Naturally this minor disarray has caused me to neglect my writing, for which I am both appalled and appreciative.  Appalled, as I shouldn't let the minutiae of life get in the way of creativity; appreciative, in that it pulls me away from the product long enough that I'll be able to reread it with less enamored eyes.

I'm also somewhat uncertain about my general overall feeling - that there isn't a great urgency to get the work finished - and yet I know there is no time frame for completing it.  Should I create one?

Thursday, August 8, 2013

Progresssss

Happy to report the work makes progress.  Less on the page than in my mind.  I understand its quirks a little more now.  I find the elements have begun to cohere.  I found a minor villain to act as a catalyst for the bigger story.  I found a way to honor a couple original characters while replacing them.

What remains is to clarify the ultimate struggle.  What is the motivation?  What is the outcome if no sabot is thrown into the machinery?  Oh, it's fairly big.  How will my tiny heroes prevent it?

That's the fun of the work for the reader.  The author should be clear on it from the onset.  Not quite there yet!  But there has been progress, and that is better than the alternative.

Sunday, July 28, 2013

Ssssh - don't tell anyone - but I know who the first victim will be...

...so, in outlining the first few chapters, I decided to kill off one of my characters.  Not a major one, not yet.  But this represents a loosening of the hold on the initial crew.  The initial draft is so old at this point (and poorly done, I can now say without offending myself) that the characters have been comfortably safe in my mind far too long.  As this character exits, two more will take the place - two I recently designed who are far more interesting to me.  So this murder is not without merit.  I honor the veteran while embracing the newer vision.  As such, I have to remind myself of the great truth:

I'm not their buddy.

Wednesday, July 17, 2013

You can't be a writer

...if you're not going to be fearless.  The world has too much repetition, too much sanitized prose, too many cliches.  Take your character and tear a big hole in him/her.  Flaw them.  Then take words and flay them.  Beat them down and watch them as they stand.  Make epics out of molehills.

I'm still too timid.  Time to put blood in the inkwell.

Thursday, July 11, 2013

Safe, for now.

Okay, I didn't kill him.  I thought about it, though, but a spark of a notion from a week ago reemerged and came to his rescue.

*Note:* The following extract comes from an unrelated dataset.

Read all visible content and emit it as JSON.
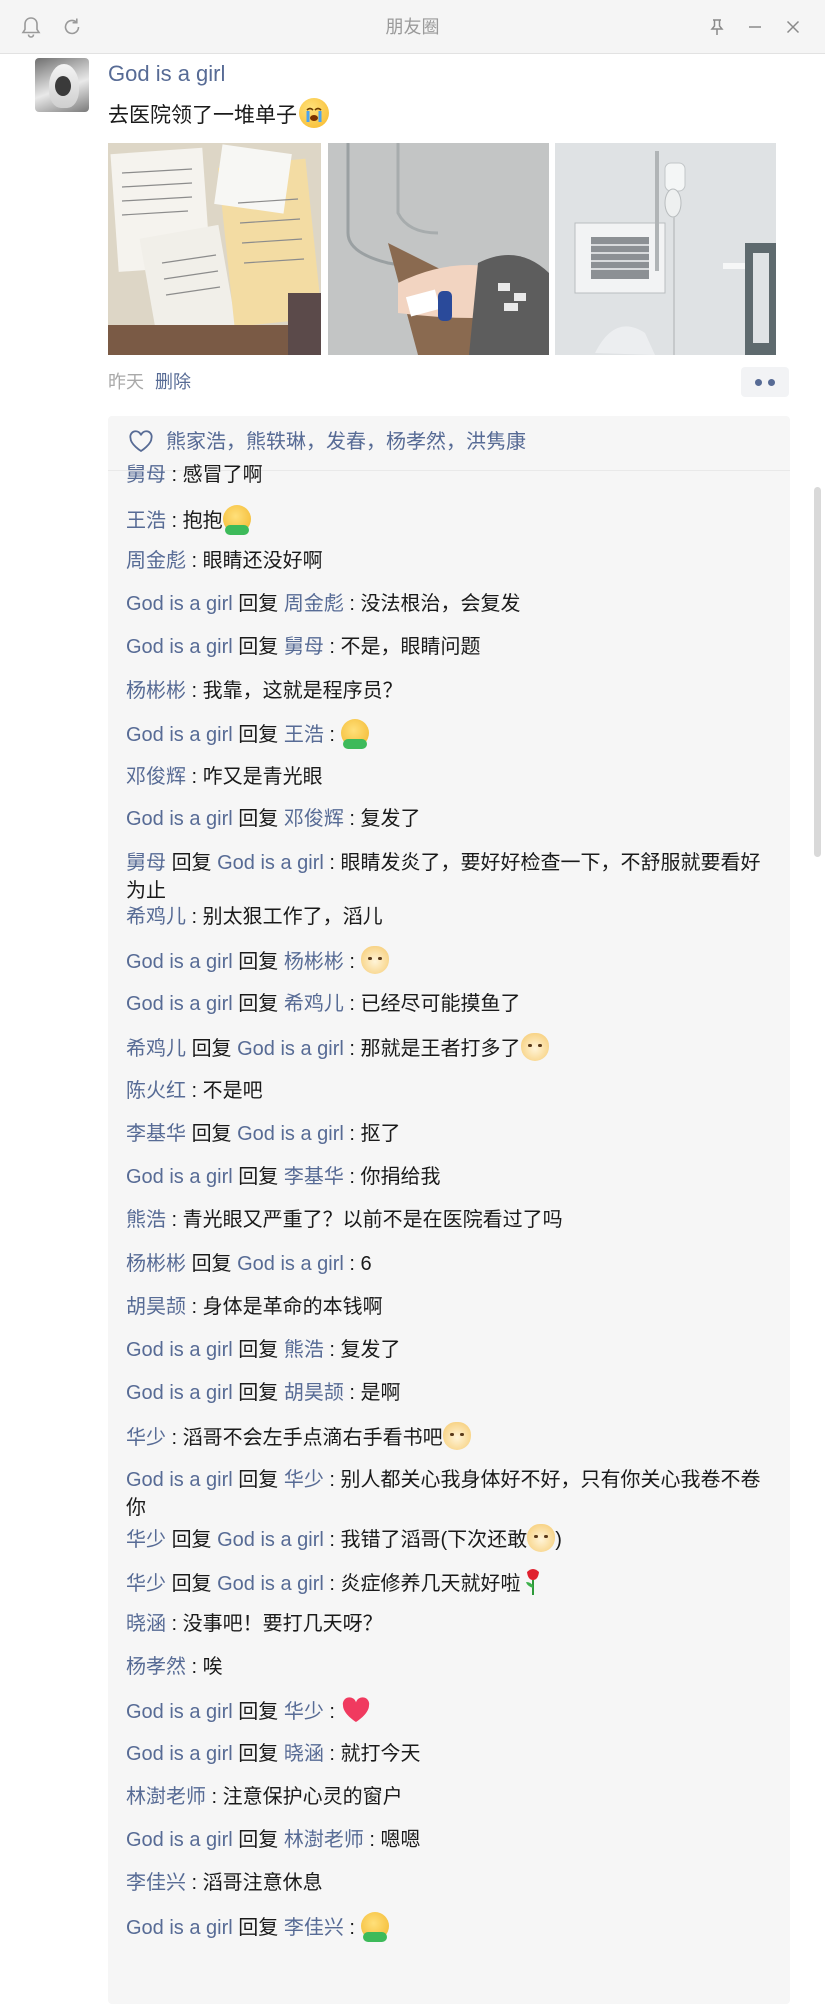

Protagonist gets another chance to redeem himself, because I changed him from vanilla to french vanilla.

No, not the sort of french vanilla with an outrageous accent, you silly king.  No, this is the kind where I took Mr. Boring and added a bit of the charming rogue to him.  The journey through the book will find him not only emerging from the bounds of his own making (familiar to me, I admit), but embracing and incorporating the bolder side of himself.

Yeah, when stated in this manner, it doesn't seem epic.  This change of character is a subplot, of course, and it's in its early stages.  I have only finished a basic outline for chapters one through three, so who knows what will happen?

And her, I see her and I need to keep my distance, lest I fear letting the story happen to her.  She's what I want for myself, which makes me perilously capable of protecting her when I should not.  Mr. French Vanilla has to take my place.  Whether or not I punish him for it along the way, I don't know.  Yet.